A delightful aspect of complex systems is that they have emergent properties. Emergent properties are those features that come from interaction of components rather than properties of the components themselves. Features and abilities you will never see if you look at just one component of the system. You can look at a single bird all day, and never see the properties of a flock. A flock can split and swirl around a tree, then merge whole again and fly on. Something no individual bird can do.
Emergent properties, like the underlying complex systems, resist a one line description. Life, consciousness, free will are all emergent properties of complex systems. And famously resistant to one line description. As I see it, emergent properties lie in the dance of interactions between the components of a system, not in the properties of the components alone.

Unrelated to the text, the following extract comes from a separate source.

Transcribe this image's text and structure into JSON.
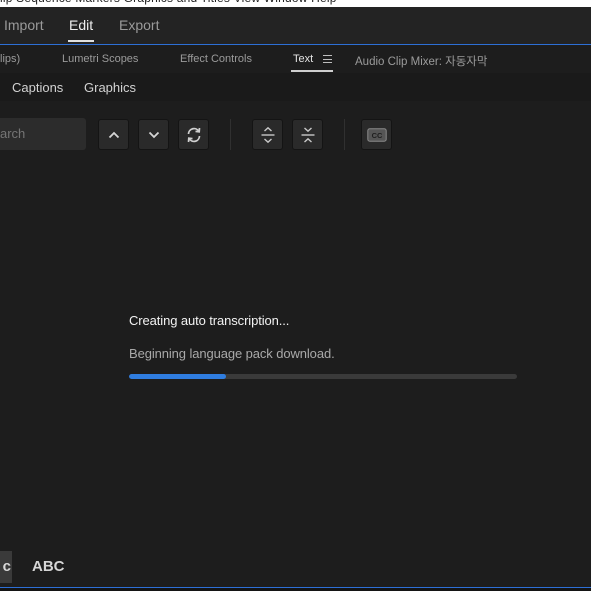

A dance of interaction is immaterial, but vital to generating the features of a complex system. A living system is a good example. This immaterial but vital aspect has long been noted, often under using words like soul or spirit. I believe that trying to imagine a complex living system as a mechanical simple system is futile. Complexity and its consequences are a vital feature, not an annoying bug, in the design of our Universe.
Complex systems, in my vocabulary, are ones with feedback loops. It is those dynamic connections that power the dance of relationships. Properties, features, abilities emerge from the relationships, not purely from the components. Even is rigid and predictable systems, there is some truth to that story. A table and a chair can be built from the same pieces of wood, its the relationships between them that make the difference. At a component level a cathedral is just a heap of stones. It is the relationships between the stones that make the grandeur and delight.
I’m a bit allergic to the word “just”. When someone refers to a brain as just a bunch of neurons, or a cathedral as just a heap of stones, I think they have lost the plot. They are demanding a simple Universe that isn’t the one I live in. We have created much powerful engineering by reducing systems to their components and finding rules that define simple interactions. But, like any good idea, such reductionism can be over applied.
The Universe may well, in principle, run on a simple set of rules. But that does not imply that the emergent properties that result from the complex interactions are predictable and obvious. At least not to us. Perhaps some super intelligent AI will see patterns in some systems that are too complex for us to grasp. Till then, we can enjoy rather than dismiss the complexity around us. And enjoy the vibrant properties that emerge from that dance of connection.